The Alliance Defending Freedom is challenging an Oregon Board of Licensed Professional Counselors and Therapists decision to fine counselor Frank Canepa $89,636 for his refusal to provide personal affirmation of same-sex relationships. The case is now pending before the Oregon Court of Appeals and comes weeks after the Supreme Court invalidated a comparable Colorado law on First Amendment grounds.

Canepa had worked with his client for more than two and a half years without disclosing his personal views on same-sex relationships during at least 44 previous sessions where the topic arose. In one session, the client pressed him for 20 minutes to personally bless her same-sex relationship. Canepa eventually explained that he could not provide the personal affirmation she requested because of his Catholic faith.
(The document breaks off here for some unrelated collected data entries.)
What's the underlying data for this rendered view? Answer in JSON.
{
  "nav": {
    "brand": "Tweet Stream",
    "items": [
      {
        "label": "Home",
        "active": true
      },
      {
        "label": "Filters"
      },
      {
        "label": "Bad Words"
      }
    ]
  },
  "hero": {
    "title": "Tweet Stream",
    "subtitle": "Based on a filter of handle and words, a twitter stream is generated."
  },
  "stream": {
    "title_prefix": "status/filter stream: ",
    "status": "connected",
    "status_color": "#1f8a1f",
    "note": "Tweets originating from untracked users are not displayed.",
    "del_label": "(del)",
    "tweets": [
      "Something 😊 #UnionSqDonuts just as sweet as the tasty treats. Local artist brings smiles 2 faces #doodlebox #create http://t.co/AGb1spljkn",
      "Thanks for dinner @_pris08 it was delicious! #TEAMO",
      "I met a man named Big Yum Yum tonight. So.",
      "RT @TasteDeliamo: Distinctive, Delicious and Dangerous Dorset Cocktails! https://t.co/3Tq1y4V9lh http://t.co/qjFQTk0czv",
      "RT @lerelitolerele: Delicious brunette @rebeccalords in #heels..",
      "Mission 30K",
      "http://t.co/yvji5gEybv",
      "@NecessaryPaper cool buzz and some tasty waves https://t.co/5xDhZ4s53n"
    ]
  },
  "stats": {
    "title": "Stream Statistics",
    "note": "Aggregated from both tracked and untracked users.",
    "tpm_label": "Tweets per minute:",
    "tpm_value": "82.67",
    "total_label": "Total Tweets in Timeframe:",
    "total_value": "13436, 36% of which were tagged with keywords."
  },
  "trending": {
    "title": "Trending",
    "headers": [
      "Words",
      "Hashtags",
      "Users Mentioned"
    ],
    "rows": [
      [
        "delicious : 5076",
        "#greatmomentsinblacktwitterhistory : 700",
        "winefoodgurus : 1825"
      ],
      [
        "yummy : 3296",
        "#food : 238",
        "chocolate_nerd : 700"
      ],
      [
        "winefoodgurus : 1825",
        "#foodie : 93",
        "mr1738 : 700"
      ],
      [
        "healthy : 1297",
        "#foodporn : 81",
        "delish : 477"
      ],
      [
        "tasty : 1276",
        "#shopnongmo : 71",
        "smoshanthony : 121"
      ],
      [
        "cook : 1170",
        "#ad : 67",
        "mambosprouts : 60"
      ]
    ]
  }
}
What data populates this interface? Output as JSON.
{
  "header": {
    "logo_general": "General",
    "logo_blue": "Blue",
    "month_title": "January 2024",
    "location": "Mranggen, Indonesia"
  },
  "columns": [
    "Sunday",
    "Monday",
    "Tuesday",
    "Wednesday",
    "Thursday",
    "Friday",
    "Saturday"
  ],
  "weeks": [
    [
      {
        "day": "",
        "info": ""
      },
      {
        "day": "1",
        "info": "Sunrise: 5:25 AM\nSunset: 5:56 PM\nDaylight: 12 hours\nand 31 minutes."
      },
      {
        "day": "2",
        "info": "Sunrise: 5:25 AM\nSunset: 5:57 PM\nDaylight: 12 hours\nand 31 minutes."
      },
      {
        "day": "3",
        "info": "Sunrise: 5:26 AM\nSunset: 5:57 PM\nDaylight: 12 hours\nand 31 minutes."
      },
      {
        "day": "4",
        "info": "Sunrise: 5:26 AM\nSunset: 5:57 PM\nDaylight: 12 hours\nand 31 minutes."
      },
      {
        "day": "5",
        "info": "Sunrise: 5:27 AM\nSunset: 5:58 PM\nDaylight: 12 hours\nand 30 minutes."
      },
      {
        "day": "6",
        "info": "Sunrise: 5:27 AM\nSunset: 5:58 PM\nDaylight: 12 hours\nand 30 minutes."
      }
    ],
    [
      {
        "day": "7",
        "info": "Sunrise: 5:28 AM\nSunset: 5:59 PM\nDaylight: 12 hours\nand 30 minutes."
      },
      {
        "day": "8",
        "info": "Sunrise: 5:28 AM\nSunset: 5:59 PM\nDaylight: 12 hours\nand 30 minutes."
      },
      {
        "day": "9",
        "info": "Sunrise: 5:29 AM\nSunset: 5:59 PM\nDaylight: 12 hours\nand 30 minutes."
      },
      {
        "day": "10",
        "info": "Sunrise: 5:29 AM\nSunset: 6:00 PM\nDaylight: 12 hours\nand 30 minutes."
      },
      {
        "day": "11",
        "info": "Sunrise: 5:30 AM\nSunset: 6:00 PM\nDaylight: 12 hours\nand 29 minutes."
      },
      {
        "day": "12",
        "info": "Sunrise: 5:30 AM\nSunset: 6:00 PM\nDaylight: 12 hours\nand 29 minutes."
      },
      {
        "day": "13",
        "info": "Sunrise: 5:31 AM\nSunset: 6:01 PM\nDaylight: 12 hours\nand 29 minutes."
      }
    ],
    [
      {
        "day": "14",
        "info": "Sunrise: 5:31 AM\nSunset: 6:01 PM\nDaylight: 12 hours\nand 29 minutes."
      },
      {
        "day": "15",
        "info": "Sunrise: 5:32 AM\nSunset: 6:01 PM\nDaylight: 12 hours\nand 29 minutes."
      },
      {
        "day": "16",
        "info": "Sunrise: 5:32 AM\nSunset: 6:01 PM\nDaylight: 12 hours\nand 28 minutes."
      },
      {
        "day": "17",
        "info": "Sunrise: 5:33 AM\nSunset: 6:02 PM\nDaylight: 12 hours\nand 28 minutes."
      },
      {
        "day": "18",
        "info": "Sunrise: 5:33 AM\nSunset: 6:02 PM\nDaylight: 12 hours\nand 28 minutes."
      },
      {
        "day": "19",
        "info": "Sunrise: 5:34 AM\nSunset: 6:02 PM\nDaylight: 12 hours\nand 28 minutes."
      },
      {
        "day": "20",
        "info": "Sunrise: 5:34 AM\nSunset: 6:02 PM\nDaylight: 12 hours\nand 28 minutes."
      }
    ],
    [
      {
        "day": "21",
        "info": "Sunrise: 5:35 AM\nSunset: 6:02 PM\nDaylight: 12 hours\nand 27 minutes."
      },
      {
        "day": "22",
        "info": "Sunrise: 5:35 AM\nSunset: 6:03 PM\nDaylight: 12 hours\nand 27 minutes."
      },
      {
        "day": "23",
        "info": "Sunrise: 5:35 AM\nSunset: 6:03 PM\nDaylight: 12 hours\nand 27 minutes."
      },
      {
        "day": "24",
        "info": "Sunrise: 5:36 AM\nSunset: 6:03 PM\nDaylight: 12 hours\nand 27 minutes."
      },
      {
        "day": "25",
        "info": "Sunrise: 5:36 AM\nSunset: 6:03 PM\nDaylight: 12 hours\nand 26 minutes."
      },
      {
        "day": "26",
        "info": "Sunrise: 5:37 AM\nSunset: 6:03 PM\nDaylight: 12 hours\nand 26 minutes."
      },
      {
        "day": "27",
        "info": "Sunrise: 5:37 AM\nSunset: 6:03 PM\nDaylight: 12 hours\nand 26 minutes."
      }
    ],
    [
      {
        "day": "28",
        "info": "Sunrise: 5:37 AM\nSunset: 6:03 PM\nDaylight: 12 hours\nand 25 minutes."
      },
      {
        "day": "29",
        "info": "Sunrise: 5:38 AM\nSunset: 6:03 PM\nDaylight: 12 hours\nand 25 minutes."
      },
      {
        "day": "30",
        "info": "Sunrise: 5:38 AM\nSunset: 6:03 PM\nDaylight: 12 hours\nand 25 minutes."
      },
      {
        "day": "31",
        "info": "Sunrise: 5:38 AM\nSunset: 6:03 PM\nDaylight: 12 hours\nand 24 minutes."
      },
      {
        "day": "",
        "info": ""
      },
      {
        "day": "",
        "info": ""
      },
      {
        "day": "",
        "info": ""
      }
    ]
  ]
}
The state board subsequently determined his response violated Oregon law and the American Counseling Association's Code of Ethics, ordering him to complete six hours of continuing education and pay the costs of his disciplinary hearing, totaling nearly $90,000.

ADF lawyer Jonathan Scruggs stated in response: "The government can't target counselors for their views and can't force people to say things that go against their core convictions. The Supreme Court recently took Colorado to task for censoring counselors and mandating orthodoxy in the counselor's office. Now, Oregon needs to learn the same First Amendment lesson."

The Supreme Court's decision in Chiles v. Salazar determined that constitutional speech protections "extend to licensed professional" counselors "much as they do everyone else." The court's 8-1 ruling, which included Justices Kagan and Sotomayor, found that Colorado's law operated as ideological discrimination rather than a genuine conversion therapy ban. Colorado's statute prohibited counselors from engaging in practices intended to change sexual orientation or gender identity, while simultaneously permitting and encouraging affirmation of gender transition and identity exploration. The court concluded that such a framework places "the state placing its thumb on the ideological scale of the therapeutic relationship" rather than regulating conduct neutrally.

Canepa's legal team argues that Oregon's punishment violates his First Amendment rights, including protections for speech within counseling conversations. The appeal challenges whether the state board can impose financial penalties based on a counselor's expressed viewpoint, particularly when the counselor had maintained professional boundaries throughout an extended therapeutic relationship.